Marsel71/Qwen2.5-1.5B-Instruct-abliterated
Marsel71/Qwen2.5-1.5B-Instruct-abliterated is a 1.5 billion parameter instruction-tuned causal language model based on the Qwen2.5 architecture, developed by Marsel71. With a context length of 32768 tokens, this model is designed for general instruction-following tasks. Its compact size makes it suitable for applications requiring efficient inference and deployment on resource-constrained environments.
Loading preview...
Model Overview
Marsel71/Qwen2.5-1.5B-Instruct-abliterated is an instruction-tuned language model built upon the Qwen2.5 architecture. This model features 1.5 billion parameters and supports a substantial context length of 32768 tokens, enabling it to process and generate longer sequences of text. The model is shared by Marsel71, indicating a community contribution or specific fine-tuning effort.
Key Characteristics
- Architecture: Based on the Qwen2.5 model family.
- Parameter Count: 1.5 billion parameters, offering a balance between performance and computational efficiency.
- Context Length: Supports a 32768-token context window, beneficial for tasks requiring extensive contextual understanding.
- Instruction-Tuned: Designed to follow instructions effectively, making it versatile for various NLP applications.
Potential Use Cases
Given its instruction-following capabilities and relatively small size, this model is well-suited for:
- Lightweight Inference: Deploying on devices with limited computational resources.
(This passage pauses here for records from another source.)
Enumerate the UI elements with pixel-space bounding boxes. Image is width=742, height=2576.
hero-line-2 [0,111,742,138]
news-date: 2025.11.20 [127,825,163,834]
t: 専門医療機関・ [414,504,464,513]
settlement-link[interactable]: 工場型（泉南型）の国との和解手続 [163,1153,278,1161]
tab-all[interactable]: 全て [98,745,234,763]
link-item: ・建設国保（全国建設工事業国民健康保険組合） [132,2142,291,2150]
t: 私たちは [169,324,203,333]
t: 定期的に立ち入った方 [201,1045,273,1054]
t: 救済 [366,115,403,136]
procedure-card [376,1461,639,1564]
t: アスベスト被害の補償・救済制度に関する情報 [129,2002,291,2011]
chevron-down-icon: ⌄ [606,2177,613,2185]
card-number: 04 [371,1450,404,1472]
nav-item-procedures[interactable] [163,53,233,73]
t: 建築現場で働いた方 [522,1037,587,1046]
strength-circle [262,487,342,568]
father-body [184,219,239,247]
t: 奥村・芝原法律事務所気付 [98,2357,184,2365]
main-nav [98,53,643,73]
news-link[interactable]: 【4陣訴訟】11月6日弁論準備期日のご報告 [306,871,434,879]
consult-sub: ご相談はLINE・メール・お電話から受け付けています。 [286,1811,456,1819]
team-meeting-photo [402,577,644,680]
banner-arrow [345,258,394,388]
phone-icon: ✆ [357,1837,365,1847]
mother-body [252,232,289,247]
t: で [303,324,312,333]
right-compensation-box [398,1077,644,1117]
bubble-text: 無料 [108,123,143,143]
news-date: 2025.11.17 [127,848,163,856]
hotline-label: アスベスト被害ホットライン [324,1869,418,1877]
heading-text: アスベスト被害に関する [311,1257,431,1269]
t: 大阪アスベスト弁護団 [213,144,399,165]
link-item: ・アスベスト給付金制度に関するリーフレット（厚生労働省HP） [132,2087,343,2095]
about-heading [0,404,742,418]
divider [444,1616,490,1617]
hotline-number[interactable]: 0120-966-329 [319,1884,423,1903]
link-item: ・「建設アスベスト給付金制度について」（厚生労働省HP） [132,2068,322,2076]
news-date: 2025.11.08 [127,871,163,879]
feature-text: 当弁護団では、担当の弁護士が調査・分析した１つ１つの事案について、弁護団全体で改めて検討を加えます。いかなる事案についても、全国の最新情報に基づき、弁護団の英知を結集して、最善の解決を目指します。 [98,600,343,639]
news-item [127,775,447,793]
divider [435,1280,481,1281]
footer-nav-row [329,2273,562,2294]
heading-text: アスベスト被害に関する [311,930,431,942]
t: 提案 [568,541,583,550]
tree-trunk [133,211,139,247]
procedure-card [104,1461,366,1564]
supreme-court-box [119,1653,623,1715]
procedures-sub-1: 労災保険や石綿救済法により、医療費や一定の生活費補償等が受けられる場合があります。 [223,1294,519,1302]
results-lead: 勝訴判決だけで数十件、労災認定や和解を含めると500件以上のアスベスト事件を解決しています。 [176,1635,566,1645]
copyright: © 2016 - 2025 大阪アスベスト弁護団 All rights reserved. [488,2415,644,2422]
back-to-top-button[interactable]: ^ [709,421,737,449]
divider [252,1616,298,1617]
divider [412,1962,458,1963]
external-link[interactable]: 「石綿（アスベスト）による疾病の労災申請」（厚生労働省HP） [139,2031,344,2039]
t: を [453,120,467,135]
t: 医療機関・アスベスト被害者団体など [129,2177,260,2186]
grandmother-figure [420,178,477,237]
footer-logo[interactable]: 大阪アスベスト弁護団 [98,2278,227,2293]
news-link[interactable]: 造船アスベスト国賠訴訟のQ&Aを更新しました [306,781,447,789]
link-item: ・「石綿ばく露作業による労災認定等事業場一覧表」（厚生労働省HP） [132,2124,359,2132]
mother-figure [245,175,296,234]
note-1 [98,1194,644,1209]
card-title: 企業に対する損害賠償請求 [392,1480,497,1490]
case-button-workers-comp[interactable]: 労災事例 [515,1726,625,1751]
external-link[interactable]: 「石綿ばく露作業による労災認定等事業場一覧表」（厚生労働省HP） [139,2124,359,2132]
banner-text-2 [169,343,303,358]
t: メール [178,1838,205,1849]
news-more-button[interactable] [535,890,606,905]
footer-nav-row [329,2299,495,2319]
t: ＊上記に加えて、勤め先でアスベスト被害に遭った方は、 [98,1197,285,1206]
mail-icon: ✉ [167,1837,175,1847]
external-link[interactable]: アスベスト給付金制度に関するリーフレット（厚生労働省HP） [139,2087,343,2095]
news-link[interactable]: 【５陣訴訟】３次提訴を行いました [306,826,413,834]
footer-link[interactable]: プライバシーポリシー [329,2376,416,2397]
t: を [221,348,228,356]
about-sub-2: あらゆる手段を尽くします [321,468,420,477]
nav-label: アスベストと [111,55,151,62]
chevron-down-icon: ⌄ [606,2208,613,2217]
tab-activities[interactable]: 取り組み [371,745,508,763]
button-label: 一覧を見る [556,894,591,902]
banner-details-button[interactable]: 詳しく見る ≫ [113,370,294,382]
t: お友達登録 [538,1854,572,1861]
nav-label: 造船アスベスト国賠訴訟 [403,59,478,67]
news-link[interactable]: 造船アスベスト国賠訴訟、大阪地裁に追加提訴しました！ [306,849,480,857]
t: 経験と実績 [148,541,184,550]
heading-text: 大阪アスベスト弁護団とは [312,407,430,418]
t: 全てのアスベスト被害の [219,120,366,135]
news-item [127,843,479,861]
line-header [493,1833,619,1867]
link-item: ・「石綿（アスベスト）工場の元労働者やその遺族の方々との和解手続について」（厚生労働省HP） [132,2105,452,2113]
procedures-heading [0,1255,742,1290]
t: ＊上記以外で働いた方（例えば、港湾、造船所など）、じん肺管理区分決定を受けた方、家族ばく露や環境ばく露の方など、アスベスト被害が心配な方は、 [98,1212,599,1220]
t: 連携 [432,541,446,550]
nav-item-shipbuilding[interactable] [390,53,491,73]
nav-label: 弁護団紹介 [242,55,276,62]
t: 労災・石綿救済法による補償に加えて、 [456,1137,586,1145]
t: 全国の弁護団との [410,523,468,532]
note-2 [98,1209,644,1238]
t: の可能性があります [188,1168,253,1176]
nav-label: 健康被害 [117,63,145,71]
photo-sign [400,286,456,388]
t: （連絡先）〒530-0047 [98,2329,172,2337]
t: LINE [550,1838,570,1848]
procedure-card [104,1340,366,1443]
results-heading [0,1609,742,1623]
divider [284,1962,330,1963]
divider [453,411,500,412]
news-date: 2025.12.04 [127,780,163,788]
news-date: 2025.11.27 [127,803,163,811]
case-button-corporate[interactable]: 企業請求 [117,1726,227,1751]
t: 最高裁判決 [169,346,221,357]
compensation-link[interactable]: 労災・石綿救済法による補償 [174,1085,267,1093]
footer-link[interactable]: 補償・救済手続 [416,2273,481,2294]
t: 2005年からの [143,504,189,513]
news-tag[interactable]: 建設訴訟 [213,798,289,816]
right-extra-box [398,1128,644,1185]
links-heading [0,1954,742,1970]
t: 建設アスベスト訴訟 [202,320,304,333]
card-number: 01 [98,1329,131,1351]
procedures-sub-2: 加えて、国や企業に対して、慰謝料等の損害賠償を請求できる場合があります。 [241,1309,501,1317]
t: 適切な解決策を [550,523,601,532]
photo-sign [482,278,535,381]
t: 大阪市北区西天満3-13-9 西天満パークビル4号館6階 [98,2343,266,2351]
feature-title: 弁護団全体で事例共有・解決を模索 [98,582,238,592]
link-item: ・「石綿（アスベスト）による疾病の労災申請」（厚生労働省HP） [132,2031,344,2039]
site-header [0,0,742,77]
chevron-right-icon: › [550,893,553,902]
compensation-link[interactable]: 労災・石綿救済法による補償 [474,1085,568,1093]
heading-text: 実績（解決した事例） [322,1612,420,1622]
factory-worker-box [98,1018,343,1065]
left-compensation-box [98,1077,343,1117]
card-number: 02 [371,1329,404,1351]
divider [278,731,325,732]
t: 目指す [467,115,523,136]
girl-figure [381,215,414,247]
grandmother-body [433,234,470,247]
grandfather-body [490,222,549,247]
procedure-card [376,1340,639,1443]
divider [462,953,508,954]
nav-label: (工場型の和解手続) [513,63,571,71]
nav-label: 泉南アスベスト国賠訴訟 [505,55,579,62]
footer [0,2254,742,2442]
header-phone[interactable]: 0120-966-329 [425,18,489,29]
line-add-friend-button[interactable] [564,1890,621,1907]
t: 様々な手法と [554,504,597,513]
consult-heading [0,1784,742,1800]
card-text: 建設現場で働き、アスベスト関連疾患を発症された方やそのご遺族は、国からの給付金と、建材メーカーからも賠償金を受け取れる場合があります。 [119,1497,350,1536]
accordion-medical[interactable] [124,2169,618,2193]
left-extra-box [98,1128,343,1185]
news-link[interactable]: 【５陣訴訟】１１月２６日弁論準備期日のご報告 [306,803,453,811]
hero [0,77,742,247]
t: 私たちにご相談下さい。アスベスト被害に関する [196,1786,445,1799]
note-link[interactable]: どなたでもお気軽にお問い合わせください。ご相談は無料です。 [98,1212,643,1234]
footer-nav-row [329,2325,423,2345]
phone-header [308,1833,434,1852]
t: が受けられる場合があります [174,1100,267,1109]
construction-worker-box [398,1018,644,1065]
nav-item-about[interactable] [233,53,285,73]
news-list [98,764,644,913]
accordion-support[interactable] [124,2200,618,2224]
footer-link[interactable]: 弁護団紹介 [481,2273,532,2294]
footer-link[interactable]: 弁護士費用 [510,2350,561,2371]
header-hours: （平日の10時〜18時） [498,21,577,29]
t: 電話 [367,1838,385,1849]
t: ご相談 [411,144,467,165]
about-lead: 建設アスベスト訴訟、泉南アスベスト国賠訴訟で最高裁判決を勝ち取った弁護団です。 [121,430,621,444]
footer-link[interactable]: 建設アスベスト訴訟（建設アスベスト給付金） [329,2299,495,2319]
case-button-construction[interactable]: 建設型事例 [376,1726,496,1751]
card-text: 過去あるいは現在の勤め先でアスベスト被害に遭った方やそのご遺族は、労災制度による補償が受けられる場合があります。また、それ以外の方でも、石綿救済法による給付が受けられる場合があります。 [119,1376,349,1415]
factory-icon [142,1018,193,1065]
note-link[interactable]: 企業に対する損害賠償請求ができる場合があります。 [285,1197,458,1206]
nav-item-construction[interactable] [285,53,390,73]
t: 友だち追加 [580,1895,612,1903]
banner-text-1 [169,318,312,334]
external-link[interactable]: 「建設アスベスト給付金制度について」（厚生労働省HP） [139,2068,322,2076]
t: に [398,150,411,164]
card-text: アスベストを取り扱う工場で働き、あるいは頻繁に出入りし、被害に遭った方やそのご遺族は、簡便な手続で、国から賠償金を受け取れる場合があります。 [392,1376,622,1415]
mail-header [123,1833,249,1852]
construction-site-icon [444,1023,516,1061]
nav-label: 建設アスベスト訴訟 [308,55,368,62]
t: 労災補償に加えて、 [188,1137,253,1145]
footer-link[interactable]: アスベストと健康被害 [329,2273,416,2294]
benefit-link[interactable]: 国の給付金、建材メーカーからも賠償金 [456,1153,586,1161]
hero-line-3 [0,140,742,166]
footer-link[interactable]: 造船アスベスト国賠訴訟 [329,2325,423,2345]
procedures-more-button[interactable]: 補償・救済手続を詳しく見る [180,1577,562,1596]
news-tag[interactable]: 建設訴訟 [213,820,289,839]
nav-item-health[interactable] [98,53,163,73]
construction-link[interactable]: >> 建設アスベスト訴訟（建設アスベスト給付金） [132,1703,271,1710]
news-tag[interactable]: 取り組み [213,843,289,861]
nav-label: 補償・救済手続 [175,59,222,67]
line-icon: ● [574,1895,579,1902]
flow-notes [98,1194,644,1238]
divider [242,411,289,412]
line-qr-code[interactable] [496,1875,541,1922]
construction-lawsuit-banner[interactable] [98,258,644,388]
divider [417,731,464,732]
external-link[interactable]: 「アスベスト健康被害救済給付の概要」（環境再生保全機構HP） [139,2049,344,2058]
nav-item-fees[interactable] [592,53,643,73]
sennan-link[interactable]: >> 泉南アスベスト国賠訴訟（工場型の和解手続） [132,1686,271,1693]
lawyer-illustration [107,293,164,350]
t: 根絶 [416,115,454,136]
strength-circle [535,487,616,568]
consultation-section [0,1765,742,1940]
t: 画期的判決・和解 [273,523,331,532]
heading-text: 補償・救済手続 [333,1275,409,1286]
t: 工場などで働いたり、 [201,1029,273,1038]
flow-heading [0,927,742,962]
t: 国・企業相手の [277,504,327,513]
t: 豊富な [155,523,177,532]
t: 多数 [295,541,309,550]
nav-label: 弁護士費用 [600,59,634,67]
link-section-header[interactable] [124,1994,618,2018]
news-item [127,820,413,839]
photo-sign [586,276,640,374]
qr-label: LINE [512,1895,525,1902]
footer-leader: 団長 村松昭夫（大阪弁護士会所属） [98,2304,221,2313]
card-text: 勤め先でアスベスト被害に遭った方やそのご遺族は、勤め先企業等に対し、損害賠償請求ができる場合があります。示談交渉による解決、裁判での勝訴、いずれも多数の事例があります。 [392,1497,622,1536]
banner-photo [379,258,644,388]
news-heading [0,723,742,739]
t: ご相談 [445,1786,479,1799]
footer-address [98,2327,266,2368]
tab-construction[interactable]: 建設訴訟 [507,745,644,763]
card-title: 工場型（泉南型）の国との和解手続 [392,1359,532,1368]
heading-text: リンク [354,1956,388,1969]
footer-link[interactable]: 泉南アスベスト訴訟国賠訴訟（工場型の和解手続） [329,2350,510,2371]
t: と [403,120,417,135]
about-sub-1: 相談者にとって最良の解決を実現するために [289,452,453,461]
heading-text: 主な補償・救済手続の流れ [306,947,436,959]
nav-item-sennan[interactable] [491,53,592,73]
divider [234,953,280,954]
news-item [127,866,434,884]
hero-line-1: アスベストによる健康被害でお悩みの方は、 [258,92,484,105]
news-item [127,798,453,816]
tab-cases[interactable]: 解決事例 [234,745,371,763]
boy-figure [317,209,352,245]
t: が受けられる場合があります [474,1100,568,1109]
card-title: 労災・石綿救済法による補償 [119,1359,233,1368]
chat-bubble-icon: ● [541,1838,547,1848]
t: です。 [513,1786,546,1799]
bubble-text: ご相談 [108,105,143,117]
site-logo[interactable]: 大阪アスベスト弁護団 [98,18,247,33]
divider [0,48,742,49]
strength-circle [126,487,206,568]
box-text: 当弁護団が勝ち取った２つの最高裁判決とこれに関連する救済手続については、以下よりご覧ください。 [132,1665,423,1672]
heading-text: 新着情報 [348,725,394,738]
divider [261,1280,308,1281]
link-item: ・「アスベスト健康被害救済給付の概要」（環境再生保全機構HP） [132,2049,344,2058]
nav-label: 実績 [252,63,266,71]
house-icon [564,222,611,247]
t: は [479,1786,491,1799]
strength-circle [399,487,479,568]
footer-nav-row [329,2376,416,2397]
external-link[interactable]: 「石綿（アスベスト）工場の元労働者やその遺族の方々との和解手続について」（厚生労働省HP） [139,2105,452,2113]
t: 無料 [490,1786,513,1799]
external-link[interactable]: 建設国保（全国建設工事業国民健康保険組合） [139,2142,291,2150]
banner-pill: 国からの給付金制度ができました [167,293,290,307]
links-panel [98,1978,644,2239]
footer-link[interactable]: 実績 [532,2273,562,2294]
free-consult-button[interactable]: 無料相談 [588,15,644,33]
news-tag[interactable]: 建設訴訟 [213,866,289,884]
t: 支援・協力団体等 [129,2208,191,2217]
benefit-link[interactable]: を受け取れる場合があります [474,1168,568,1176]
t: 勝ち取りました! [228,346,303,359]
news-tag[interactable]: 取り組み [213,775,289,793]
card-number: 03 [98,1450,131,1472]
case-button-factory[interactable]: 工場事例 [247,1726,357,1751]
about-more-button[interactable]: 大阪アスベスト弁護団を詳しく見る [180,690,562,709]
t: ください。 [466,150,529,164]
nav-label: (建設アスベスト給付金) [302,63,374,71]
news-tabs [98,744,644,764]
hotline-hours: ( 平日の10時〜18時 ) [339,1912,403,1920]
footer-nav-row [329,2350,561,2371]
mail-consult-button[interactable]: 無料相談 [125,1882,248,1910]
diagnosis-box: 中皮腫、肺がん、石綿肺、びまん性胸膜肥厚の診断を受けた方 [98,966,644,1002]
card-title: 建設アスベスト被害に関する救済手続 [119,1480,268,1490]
- General Instruction Following: Tasks such as summarization, question answering, and text generation based on explicit prompts.
- Rapid Prototyping: Quickly developing and testing NLP applications where a smaller, efficient model is advantageous.
Further details regarding its specific training data, evaluation metrics, and intended use are marked as "More Information Needed" in the original model card, suggesting that users should exercise caution and conduct their own evaluations for critical applications.